Es ist doch zynisch: Die gleiche Zockerbande, die die Staaten erst in die ganze Verschuldung hineingetrieben hat, diktiert den Staaten jetzt die Bedingungen, zu denen diese neue Kredite erhalten. Das ist, als würde ein Einbrecher mein Haus leerräumen und ich würde ihn anschließend um einen Kredit bitten, damit ich mich neu einrichten kann – wobei ich dem Einbrecher auch noch erlaube, die Zinssätze und Konditionen jederzeit neu festzusetzen. Dieses absurde System der Staatsfinanzierung muß geändert werden. Zum Beispiel, indem eine öffentliche Bank bzw. die Europäische Zentralbank an alle Euro-Staaten zinsgünstige Kredite ausreicht. Vom Diktat der Investmentbanker und Ratingagenturen befreit, könnte man auch einen Schuldenschnitt durchführen, ohne daß eine unkontrollierbare Kettenreaktion einsetzt.

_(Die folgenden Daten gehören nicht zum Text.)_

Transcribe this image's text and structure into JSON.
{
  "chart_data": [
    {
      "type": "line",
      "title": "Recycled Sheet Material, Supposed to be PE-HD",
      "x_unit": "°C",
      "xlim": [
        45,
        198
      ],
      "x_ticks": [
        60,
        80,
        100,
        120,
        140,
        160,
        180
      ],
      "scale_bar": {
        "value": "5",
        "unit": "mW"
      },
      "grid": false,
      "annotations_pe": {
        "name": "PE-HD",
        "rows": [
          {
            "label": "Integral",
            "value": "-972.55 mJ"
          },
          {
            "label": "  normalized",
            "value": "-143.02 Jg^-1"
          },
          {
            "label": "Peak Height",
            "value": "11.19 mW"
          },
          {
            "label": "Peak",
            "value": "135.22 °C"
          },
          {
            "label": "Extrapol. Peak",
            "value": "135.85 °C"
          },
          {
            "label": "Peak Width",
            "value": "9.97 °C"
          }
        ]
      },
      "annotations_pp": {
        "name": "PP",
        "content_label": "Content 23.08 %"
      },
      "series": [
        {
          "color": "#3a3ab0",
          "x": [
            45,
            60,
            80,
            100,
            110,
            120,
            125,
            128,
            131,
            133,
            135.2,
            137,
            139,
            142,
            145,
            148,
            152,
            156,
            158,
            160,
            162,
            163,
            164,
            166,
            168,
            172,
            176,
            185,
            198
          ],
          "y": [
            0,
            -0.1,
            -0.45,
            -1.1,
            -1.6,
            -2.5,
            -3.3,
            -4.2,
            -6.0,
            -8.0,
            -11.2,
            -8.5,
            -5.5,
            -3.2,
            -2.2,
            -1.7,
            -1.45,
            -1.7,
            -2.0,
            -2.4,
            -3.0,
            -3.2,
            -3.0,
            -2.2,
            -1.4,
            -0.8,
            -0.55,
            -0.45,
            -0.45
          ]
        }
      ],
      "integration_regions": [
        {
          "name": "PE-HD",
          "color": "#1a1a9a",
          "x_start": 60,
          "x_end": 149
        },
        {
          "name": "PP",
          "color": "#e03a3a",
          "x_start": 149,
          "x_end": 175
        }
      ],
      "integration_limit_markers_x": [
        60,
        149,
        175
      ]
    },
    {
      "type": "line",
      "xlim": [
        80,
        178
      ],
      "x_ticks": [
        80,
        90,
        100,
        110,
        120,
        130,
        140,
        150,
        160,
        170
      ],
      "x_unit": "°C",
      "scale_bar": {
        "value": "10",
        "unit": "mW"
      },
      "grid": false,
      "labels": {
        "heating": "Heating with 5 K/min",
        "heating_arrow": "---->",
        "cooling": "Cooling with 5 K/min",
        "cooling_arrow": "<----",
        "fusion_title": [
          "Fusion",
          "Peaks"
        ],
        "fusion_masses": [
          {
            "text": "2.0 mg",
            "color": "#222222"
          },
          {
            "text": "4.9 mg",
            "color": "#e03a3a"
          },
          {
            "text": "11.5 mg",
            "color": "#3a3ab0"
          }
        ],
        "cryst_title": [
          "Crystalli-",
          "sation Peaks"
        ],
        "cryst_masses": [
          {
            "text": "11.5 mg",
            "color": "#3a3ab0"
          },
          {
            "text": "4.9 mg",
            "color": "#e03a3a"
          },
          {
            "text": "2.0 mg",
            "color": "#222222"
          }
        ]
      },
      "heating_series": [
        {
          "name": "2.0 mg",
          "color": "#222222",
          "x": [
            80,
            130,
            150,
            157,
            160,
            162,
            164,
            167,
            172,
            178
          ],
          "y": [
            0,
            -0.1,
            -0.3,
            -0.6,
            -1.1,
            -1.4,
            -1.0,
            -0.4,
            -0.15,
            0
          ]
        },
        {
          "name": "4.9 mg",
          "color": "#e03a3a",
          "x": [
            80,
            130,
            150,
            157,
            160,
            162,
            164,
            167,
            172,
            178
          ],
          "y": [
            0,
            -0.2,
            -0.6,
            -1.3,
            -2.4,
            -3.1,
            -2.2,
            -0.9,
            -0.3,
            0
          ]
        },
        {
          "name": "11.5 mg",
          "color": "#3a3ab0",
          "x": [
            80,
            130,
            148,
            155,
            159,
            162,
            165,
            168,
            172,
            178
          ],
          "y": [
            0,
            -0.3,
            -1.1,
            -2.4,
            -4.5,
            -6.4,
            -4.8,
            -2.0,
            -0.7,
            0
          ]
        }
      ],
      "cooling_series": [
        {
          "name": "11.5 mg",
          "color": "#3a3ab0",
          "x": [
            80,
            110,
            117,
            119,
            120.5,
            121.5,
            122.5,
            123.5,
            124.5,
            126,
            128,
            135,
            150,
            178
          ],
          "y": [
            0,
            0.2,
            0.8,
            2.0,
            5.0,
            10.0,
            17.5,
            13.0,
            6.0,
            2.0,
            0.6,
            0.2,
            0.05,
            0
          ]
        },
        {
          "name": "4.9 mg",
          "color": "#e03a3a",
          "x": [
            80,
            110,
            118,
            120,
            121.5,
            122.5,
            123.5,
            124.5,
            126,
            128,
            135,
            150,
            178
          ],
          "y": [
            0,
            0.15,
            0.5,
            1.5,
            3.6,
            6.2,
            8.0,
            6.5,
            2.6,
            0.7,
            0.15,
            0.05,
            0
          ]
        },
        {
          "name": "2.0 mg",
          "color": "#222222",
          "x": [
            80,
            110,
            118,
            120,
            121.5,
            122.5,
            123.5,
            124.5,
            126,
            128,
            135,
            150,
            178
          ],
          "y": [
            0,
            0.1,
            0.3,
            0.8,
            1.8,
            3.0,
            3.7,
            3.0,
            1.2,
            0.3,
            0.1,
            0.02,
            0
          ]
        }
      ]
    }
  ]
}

Zwar würden viele Banken und Versicherungen einen Schuldenschnitt aus eigener Kraft nicht überleben. Dies bietet aber auch eine Chance: Der gesamte Finanzsektor könnte in öffentliche Hand überführt, geschrumpft und vernünftig reguliert werden. Das Geld für eine Rekapitalisierung des Finanzsektors ließe sich durch eine einmalige Vermögensabgabe für Superreiche beschaffen. Dort dürfte auch nach einem Schuldenschnitt noch genug zu holen sein: Allein in Deutschland verfügen etwa 830000 Millionäre über ein Finanzvermögen von mindestens 2,2 Billionen Euro – mehr als Bund, Länder und Gemeinden zusammen an Schulden haben. Statt zu dulden, daß der Sozialstaat brutal zerstört und die Demokratie Schritt für Schritt ausgehebelt wird müssen wir in Deutschland und Europa darum kämpfen, daß diese Profiteure zur Kasse gebeten werden.